Please download the 558K subset of the LAION-CC-SBU dataset with BLIP captions we use in the paper here.

Please refer to the documentation of llava1.5, set up the environment according to llava1.5's way, and organize the training data properly, placing it in the path ./playground. Then run the following code for inference:

bash scripts/v1_5/pretrain.sh

Fine-tuning Code

Please download the annotation of the final mixture our instruction tuning data llava_v1_5_mix665k.json, and download the images from constituting datasets:

Download dataset images as in the finetuning process of llava1.5, place them in the playground, and then run the following code:

bash scripts/v1_5/finetune.sh

Evaluation Code

When evaluating the model, we almost synchronously use the testing code of llava1.5, and the basic usage method is consistent.
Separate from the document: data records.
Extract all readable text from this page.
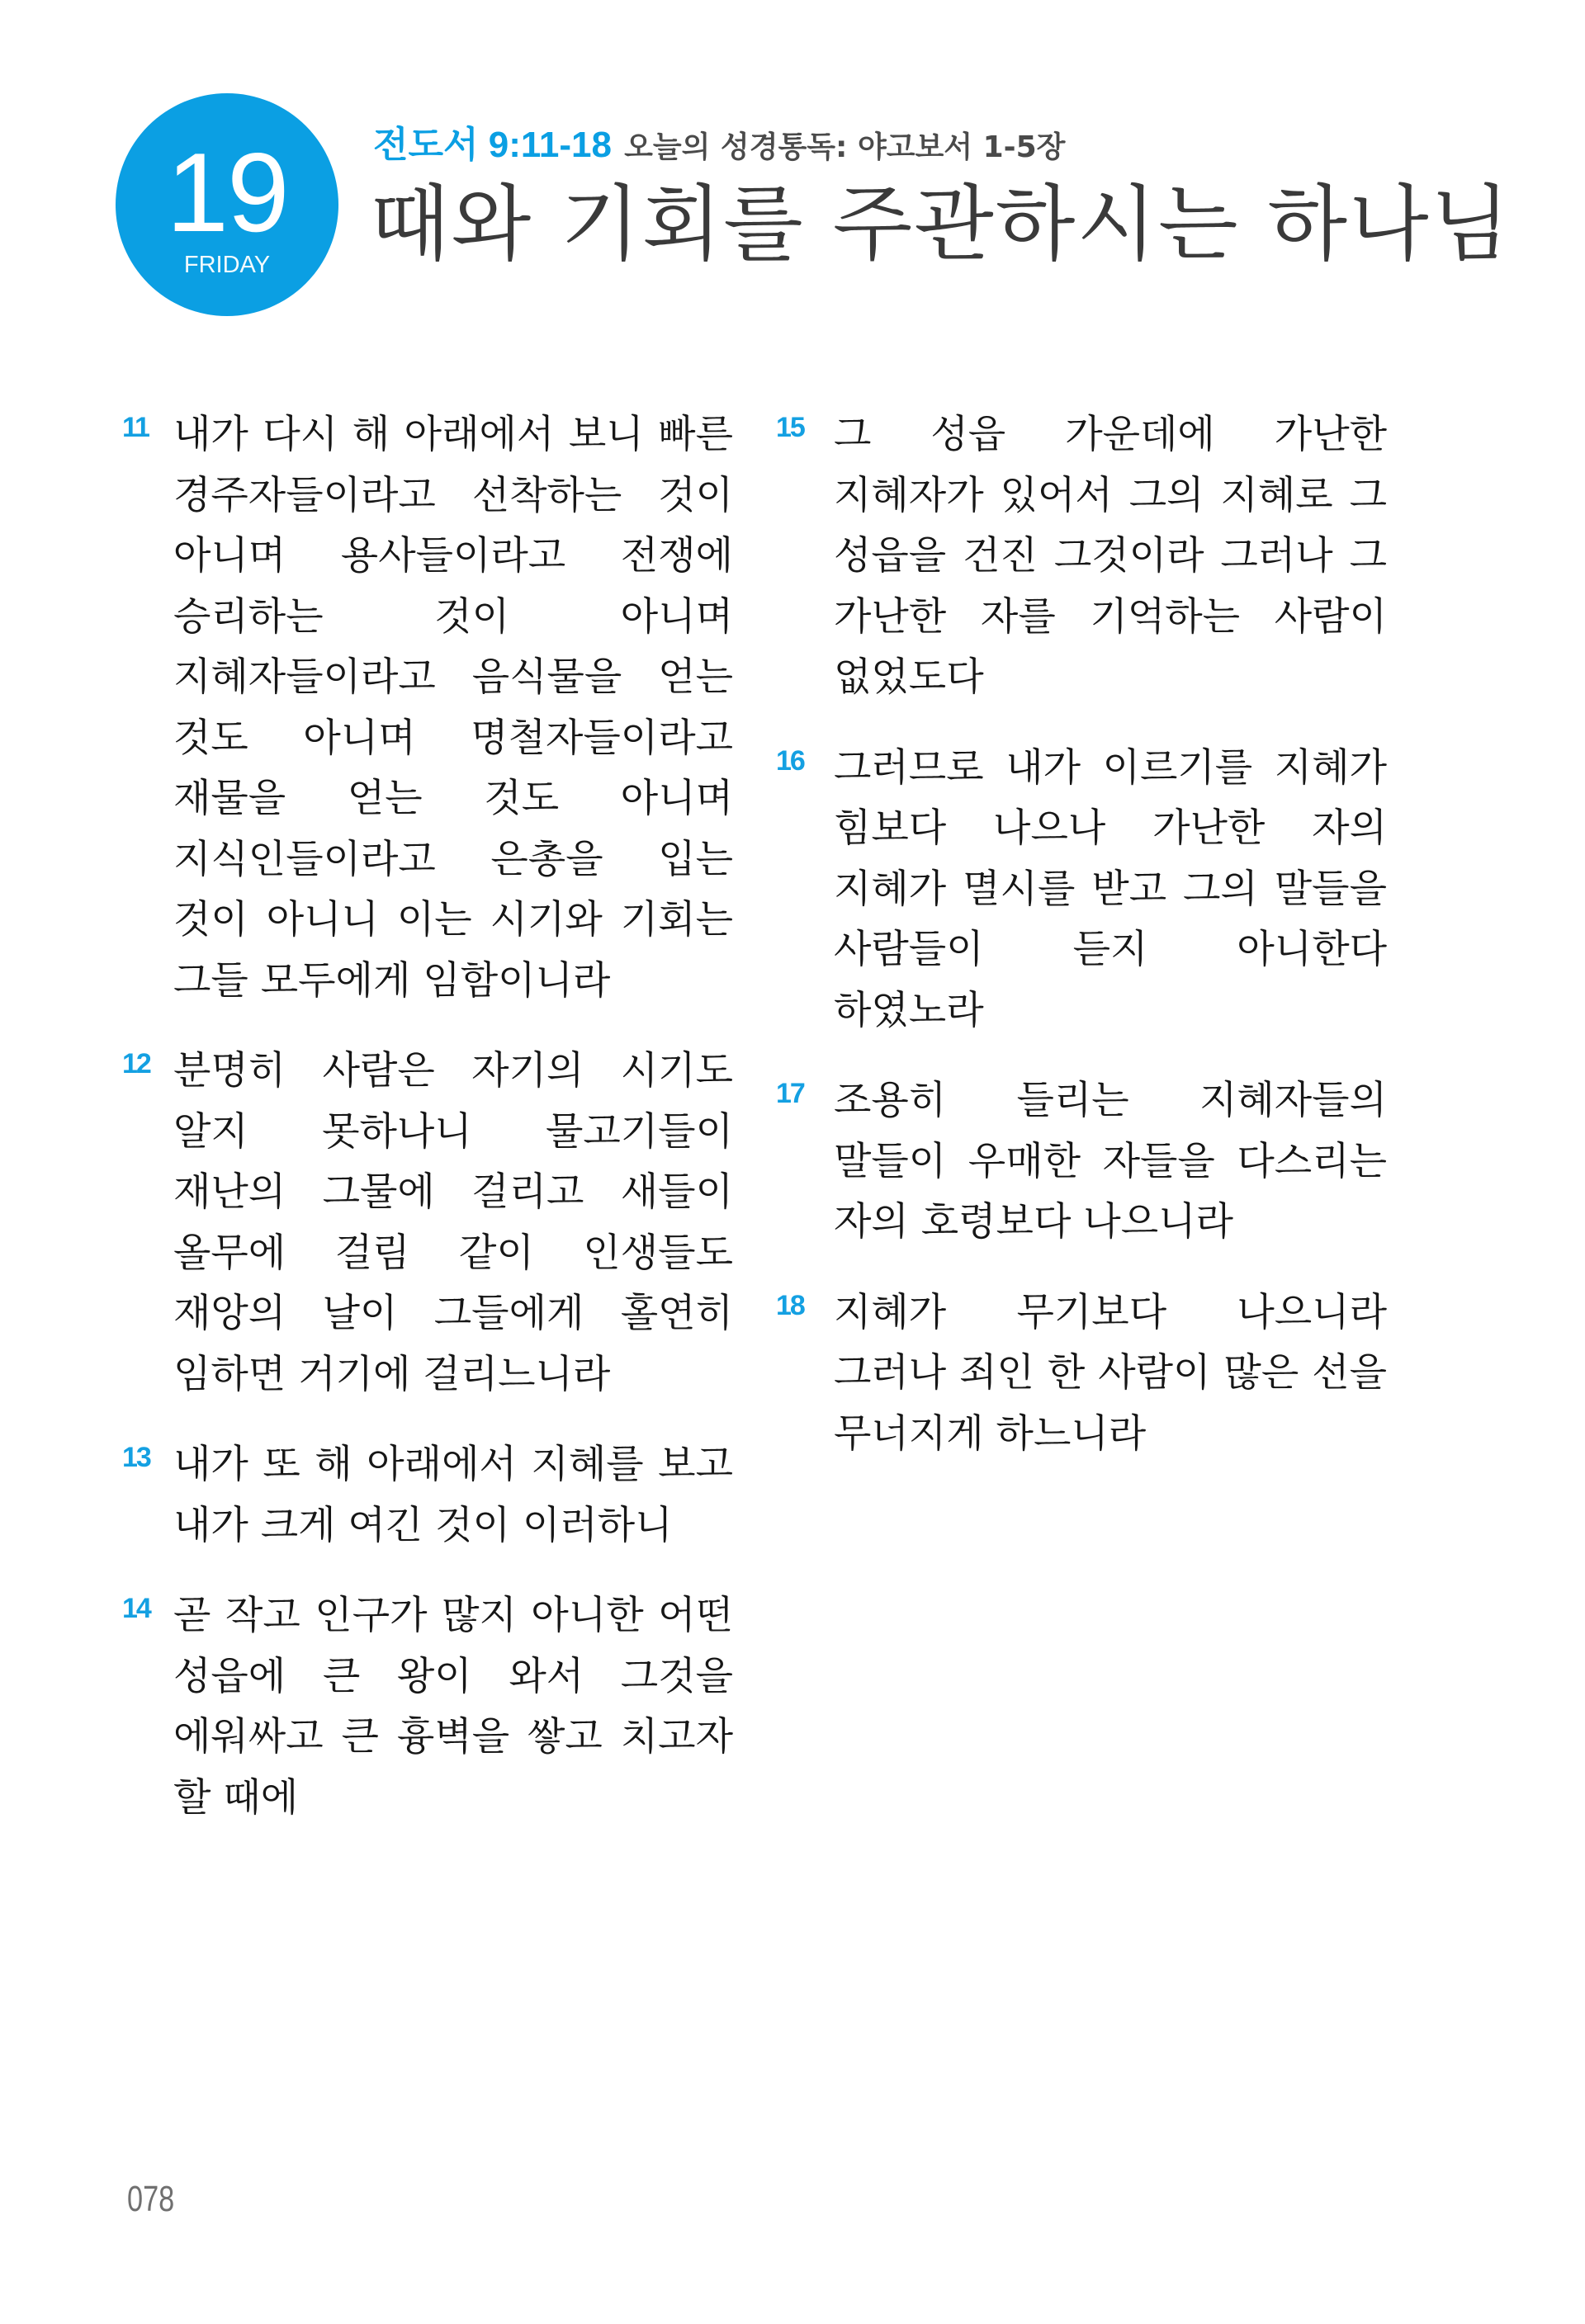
19
FRIDAY
전도서 9:11-18 오늘의 성경통독: 야고보서 1-5장
때와 기회를 주관하시는 하나님
11 내가 다시 해 아래에서 보니 빠른 경주자들이라고 선착하는 것이 아니며 용사들이라고 전쟁에 승리하는 것이 아니며 지혜자들이라고 음식물을 얻는 것도 아니며 명철자들이라고 재물을 얻는 것도 아니며 지식인들이라고 은총을 입는 것이 아니니 이는 시기와 기회는 그들 모두에게 임함이니라
12 분명히 사람은 자기의 시기도 알지 못하나니 물고기들이 재난의 그물에 걸리고 새들이 올무에 걸림 같이 인생들도 재앙의 날이 그들에게 홀연히 임하면 거기에 걸리느니라
13 내가 또 해 아래에서 지혜를 보고 내가 크게 여긴 것이 이러하니
14 곧 작고 인구가 많지 아니한 어떤 성읍에 큰 왕이 와서 그것을 에워싸고 큰 흉벽을 쌓고 치고자 할 때에
15 그 성읍 가운데에 가난한 지혜자가 있어서 그의 지혜로 그 성읍을 건진 그것이라 그러나 그 가난한 자를 기억하는 사람이 없었도다
16 그러므로 내가 이르기를 지혜가 힘보다 나으나 가난한 자의 지혜가 멸시를 받고 그의 말들을 사람들이 듣지 아니한다 하였노라
17 조용히 들리는 지혜자들의 말들이 우매한 자들을 다스리는 자의 호령보다 나으니라
18 지혜가 무기보다 나으니라 그러나 죄인 한 사람이 많은 선을 무너지게 하느니라
078
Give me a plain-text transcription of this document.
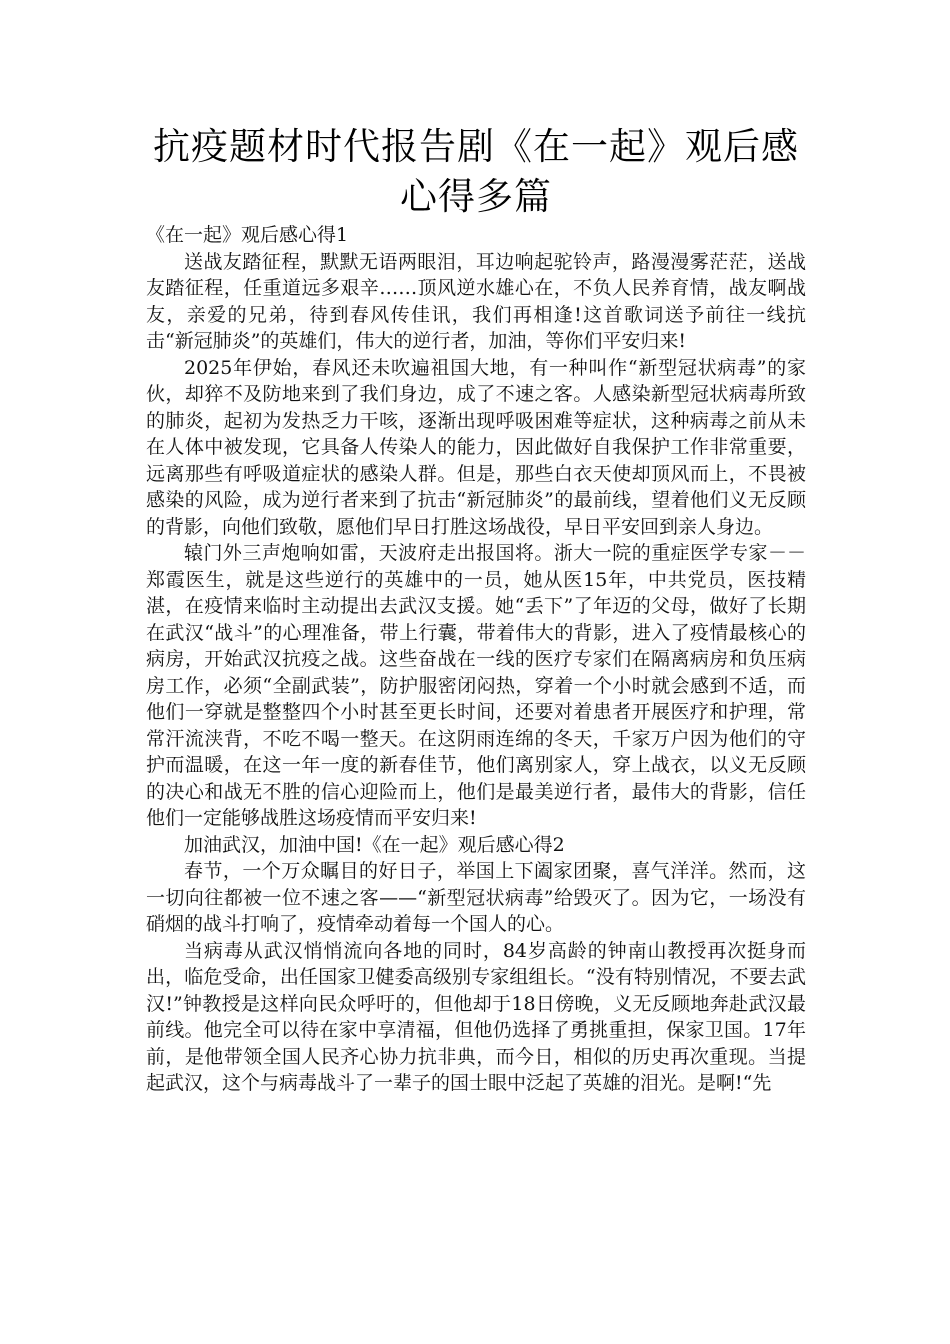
抗疫题材时代报告剧《在一起》观后感心得多篇

《在一起》观后感心得1

送战友踏征程，默默无语两眼泪，耳边响起驼铃声，路漫漫雾茫茫，送战友踏征程，任重道远多艰辛……顶风逆水雄心在，不负人民养育情，战友啊战友，亲爱的兄弟，待到春风传佳讯，我们再相逢!这首歌词送予前往一线抗击“新冠肺炎”的英雄们，伟大的逆行者，加油，等你们平安归来!

2025年伊始，春风还未吹遍祖国大地，有一种叫作“新型冠状病毒”的家伙，却猝不及防地来到了我们身边，成了不速之客。人感染新型冠状病毒所致的肺炎，起初为发热乏力干咳，逐渐出现呼吸困难等症状，这种病毒之前从未在人体中被发现，它具备人传染人的能力，因此做好自我保护工作非常重要，远离那些有呼吸道症状的感染人群。但是，那些白衣天使却顶风而上，不畏被感染的风险，成为逆行者来到了抗击“新冠肺炎”的最前线，望着他们义无反顾的背影，向他们致敬，愿他们早日打胜这场战役，早日平安回到亲人身边。

辕门外三声炮响如雷，天波府走出报国将。浙大一院的重症医学专家－－郑霞医生，就是这些逆行的英雄中的一员，她从医15年，中共党员，医技精湛，在疫情来临时主动提出去武汉支援。她“丢下”了年迈的父母，做好了长期在武汉“战斗”的心理准备，带上行囊，带着伟大的背影，进入了疫情最核心的病房，开始武汉抗疫之战。这些奋战在一线的医疗专家们在隔离病房和负压病房工作，必须“全副武装”，防护服密闭闷热，穿着一个小时就会感到不适，而他们一穿就是整整四个小时甚至更长时间，还要对着患者开展医疗和护理，常常汗流浃背，不吃不喝一整天。在这阴雨连绵的冬天，千家万户因为他们的守护而温暖，在这一年一度的新春佳节，他们离别家人，穿上战衣，以义无反顾的决心和战无不胜的信心迎险而上，他们是最美逆行者，最伟大的背影，信任他们一定能够战胜这场疫情而平安归来!

加油武汉，加油中国!《在一起》观后感心得2

春节，一个万众瞩目的好日子，举国上下阖家团聚，喜气洋洋。然而，这一切向往都被一位不速之客——“新型冠状病毒”给毁灭了。因为它，一场没有硝烟的战斗打响了，疫情牵动着每一个国人的心。

当病毒从武汉悄悄流向各地的同时，84岁高龄的钟南山教授再次挺身而出，临危受命，出任国家卫健委高级别专家组组长。“没有特别情况，不要去武汉!”钟教授是这样向民众呼吁的，但他却于18日傍晚，义无反顾地奔赴武汉最前线。他完全可以待在家中享清福，但他仍选择了勇挑重担，保家卫国。17年前，是他带领全国人民齐心协力抗非典，而今日，相似的历史再次重现。当提起武汉，这个与病毒战斗了一辈子的国士眼中泛起了英雄的泪光。是啊!“先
Please refer to here for help. We provide the same script to complete the testing. When some of the evaluation dataset is also available in VLMEvalKit, we use the evaluation code in VLMEvalKit instead.

Citation

If you find MQT-LLaVA useful for your research and applications, please cite using this BibTeX:

@misc{hu2024matryoshka,
      title={Matryoshka Query Transformer for Large Vision-Language Models}, 
      author={Wenbo Hu and Zi-Yi Dou and Liunian Harold Li and Amita Kamath and Nanyun Peng and Kai-Wei Chang},
      year={2024},
      eprint={2405.19315},
      archivePrefix={arXiv},
      primaryClass={cs.CV}
}

Acknowledgement

License

Code License Usage and License Notices: This project utilizes certain datasets and checkpoints that are subject to their respective original licenses. Users must comply with all terms and conditions of these original licenses, including but not limited to the OpenAI Terms of Use for the dataset and the specific licenses for base language models for checkpoints trained using the dataset (e.g. Llama community license for LLaMA-2 and Vicuna-v1.5). This project does not impose any additional constraints beyond those stipulated in the original licenses. Furthermore, users are reminded to ensure that their use of the dataset and checkpoints is in compliance with all applicable laws and regulations.